Die Gretchenfrage ist zur Zeit: Warum geht es ohne angemessenen öffentlichen Diskurs weiter mit dem Lockdown, der Maskenpflicht, den Kontaktverboten, warum werden Kritiker diffamiert und wird die Angst hochgehalten („Es ist erst vorbei, wenn der Impfstoff da ist.“)? Eine Erklärung ist die fehlende „innere Pressefreiheit“. Dadurch sind Presse und Politik in eine Falle gelaufen, aus der sie nun nicht mehr herauskommen. Was diese „innere Pressefreiheit“ ist und warum ihr Fehlen besonders in der aktuellen Situation so fatal ist, analysiert Constantin Schnell.

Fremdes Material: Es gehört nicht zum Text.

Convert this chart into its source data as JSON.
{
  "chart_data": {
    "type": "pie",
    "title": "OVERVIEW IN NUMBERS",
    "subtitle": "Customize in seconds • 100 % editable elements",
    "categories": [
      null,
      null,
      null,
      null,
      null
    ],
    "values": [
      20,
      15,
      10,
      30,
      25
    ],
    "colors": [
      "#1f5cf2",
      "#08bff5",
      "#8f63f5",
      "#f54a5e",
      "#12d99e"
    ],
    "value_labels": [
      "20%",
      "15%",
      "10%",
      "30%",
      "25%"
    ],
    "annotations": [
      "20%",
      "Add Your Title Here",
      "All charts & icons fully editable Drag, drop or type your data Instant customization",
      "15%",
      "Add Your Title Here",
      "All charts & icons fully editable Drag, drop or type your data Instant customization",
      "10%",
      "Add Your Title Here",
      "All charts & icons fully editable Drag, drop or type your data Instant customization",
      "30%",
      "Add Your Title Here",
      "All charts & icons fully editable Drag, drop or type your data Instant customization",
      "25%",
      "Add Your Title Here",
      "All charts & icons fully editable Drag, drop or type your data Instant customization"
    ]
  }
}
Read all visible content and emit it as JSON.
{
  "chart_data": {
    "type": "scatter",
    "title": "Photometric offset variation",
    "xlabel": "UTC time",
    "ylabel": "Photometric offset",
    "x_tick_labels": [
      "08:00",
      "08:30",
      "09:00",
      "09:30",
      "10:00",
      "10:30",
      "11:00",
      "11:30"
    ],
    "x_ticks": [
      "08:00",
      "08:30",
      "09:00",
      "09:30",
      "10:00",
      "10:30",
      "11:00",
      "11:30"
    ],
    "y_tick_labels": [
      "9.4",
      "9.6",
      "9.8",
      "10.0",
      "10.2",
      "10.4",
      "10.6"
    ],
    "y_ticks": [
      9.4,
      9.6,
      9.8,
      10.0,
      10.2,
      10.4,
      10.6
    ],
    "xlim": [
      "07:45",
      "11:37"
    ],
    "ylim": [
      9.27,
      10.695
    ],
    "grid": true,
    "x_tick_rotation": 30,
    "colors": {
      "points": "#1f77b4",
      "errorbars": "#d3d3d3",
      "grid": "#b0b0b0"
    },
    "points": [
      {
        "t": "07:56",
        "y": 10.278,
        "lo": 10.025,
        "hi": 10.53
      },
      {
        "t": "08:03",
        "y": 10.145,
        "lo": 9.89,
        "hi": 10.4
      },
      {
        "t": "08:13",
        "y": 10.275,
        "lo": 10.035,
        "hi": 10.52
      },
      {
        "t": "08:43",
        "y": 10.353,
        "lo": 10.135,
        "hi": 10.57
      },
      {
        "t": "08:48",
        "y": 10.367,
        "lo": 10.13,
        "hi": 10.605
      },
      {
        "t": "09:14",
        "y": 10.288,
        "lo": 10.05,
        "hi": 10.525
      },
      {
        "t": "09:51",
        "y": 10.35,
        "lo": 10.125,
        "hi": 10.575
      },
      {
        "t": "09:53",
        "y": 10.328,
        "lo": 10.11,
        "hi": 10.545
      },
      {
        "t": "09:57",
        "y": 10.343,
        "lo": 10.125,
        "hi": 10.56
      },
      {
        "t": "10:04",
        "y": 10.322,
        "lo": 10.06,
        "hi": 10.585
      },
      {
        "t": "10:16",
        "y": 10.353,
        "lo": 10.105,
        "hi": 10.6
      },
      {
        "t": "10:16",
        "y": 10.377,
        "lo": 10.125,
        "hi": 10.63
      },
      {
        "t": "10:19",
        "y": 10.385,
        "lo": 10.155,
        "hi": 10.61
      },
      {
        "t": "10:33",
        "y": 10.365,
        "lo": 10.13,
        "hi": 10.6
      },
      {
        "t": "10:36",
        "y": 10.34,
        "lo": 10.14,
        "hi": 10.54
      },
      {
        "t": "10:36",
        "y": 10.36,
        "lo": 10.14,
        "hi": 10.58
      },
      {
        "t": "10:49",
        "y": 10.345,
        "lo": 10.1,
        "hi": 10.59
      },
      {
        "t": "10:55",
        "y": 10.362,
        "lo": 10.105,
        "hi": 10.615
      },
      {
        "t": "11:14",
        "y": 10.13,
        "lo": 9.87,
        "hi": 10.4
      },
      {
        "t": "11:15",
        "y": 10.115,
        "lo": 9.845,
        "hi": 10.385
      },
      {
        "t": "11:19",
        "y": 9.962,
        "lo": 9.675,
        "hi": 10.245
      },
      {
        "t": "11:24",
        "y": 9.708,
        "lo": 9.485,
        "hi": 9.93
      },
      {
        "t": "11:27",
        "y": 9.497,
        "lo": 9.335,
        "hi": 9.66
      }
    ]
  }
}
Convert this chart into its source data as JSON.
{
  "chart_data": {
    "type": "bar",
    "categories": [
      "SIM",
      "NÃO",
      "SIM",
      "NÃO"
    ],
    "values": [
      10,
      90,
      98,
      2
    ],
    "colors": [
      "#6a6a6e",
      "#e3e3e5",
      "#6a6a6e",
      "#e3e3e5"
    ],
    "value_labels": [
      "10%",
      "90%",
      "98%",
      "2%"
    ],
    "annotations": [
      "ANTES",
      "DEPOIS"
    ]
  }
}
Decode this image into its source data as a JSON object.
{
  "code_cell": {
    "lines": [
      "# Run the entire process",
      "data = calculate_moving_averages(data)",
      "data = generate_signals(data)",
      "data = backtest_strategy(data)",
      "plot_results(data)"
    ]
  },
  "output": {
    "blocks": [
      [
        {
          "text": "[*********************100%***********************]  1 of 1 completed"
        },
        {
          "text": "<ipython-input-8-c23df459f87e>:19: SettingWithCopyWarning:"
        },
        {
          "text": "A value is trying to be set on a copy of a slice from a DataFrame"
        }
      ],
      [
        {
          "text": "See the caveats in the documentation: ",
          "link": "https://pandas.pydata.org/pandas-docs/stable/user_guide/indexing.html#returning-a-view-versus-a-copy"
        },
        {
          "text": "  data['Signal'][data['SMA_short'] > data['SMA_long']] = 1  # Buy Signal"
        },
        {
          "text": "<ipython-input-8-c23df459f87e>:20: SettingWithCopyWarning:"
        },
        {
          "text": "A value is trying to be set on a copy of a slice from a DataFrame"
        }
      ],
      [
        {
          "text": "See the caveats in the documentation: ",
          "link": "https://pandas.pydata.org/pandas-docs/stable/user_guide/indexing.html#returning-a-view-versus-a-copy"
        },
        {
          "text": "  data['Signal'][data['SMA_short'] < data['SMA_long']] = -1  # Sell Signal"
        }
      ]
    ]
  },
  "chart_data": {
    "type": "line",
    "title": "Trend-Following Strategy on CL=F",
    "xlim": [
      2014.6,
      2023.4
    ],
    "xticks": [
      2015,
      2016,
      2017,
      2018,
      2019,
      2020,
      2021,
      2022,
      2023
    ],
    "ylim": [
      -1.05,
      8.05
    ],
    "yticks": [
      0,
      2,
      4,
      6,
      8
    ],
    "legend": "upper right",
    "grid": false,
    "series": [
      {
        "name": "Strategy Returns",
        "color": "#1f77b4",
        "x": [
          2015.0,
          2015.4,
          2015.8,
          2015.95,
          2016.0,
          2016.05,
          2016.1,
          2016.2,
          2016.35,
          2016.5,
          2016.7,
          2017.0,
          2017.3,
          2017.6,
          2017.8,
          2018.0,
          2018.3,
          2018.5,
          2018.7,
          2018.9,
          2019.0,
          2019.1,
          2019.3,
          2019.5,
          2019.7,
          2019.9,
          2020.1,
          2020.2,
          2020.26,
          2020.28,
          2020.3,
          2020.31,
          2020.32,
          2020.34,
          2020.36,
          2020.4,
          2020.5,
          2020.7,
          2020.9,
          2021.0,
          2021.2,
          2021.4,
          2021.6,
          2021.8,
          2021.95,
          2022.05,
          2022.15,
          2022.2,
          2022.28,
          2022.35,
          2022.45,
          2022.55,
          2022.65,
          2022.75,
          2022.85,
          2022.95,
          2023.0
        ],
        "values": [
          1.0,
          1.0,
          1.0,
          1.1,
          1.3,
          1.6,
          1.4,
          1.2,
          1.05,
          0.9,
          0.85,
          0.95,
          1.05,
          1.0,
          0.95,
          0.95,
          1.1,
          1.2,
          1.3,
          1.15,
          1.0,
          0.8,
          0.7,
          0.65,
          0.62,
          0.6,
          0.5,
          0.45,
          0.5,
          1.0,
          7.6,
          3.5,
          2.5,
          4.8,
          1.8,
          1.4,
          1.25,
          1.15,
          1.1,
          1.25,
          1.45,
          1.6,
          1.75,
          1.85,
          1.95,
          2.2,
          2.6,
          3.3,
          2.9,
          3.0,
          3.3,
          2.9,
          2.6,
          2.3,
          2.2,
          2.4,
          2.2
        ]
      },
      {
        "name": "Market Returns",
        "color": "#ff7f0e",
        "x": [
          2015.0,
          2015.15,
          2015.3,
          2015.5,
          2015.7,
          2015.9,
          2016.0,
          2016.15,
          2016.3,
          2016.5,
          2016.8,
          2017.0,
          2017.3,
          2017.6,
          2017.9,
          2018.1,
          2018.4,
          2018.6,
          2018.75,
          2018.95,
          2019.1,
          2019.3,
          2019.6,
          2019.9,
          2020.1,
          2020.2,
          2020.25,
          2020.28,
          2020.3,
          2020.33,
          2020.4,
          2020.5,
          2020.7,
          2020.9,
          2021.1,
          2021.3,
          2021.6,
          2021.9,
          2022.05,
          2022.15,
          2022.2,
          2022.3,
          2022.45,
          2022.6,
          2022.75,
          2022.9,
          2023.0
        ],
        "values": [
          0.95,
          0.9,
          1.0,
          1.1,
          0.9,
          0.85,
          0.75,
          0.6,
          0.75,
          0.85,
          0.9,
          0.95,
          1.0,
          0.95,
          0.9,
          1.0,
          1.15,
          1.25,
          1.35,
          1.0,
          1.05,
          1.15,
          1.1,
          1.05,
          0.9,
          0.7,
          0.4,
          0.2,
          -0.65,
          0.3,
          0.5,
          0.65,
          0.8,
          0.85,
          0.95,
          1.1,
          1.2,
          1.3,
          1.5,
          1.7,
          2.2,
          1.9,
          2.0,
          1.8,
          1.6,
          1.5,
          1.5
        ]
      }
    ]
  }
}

Die Pressefreiheit, die der Grundgesetz-Artikel 5 gewährleistet, ist zunächst ein Abwehrrecht gegenüber dem Staat. „Eine Zensur findet nicht statt“ heißt es in Artikel 5, und so ist es auch, der deutsche Staat zensiert nicht. Jedenfalls nicht direkt – es gibt aber Bestrebungen, Zensur an externe Dienstleister quasi auszulagern, wie es die Nachdenkseiten am Beispiel angeblicher „Hasssprache“ etwa hier oder hier oder hier beschrieben haben. Zusätzlich gibt es auch in Deutschland bedrohliche Entwicklungen, die die Pressefreiheit einschränken. Reporter ohne Grenzen führt aktuell zum Beispiel „Anfeindungen und Drohungen gegen Journalisten“, „schleichende Abnahme der Vielfalt bei Tageszeitungen“ oder „Anwaltsstrategien gegen unliebsame Recherchen“ auf. (Die Rangliste der Pressefreiheit von Reporter ohne Grenzen betrachten wir zum Beispiel in diesem Artikel und in diesem Artikel kritisch.) Um ein anderes, wichtiges Kriterium der Pressefreiheit steht es inzwischen noch viel schlechter: um die sogenannte innere Pressefreiheit. Wie wichtig sie ist, und wie sehr sie fehlt, zeigte sich während der Corona-Krise überdeutlich.

Um zu verstehen, was innere Pressefreiheit ist, warum sie so wichtig ist und warum ihr Fehlen letztlich die ganze Gesellschaft negativ beeinflusst oder gar schädigt, muss man sich kurz vor Augen halten, welch wichtige Rolle eine funktionierende Medienlandschaft in einer Demokratie spielt. „Alles, was wir wissen, wissen wir aus den Medien“, schrieb einst Niklas Luhmann. Wer von uns kennt Angela Merkel persönlich, wer war in Griechenland in den Flüchtlingscamps und wer in Norditalien in einem Krankenhaus? Unsere Informationen kommen quasi komplett aus den Massenmedien, die Entscheidungen der Bundes- und Länderregierung erfahren wir über Fernsehen, Hörfunk, Zeitungen und Internetmedien. Umgekehrt erfahren auch Politiker aus Zeitung und Fernsehen, was der gewöhnliche Polizist, die Notärztin, die Busfahrerin oder der Altenpfleger über ihre Politik denken. Die morgendliche Presseschau ist noch immer eines der wichtigsten Schriftstücke auf dem Schreibtisch von Regierenden.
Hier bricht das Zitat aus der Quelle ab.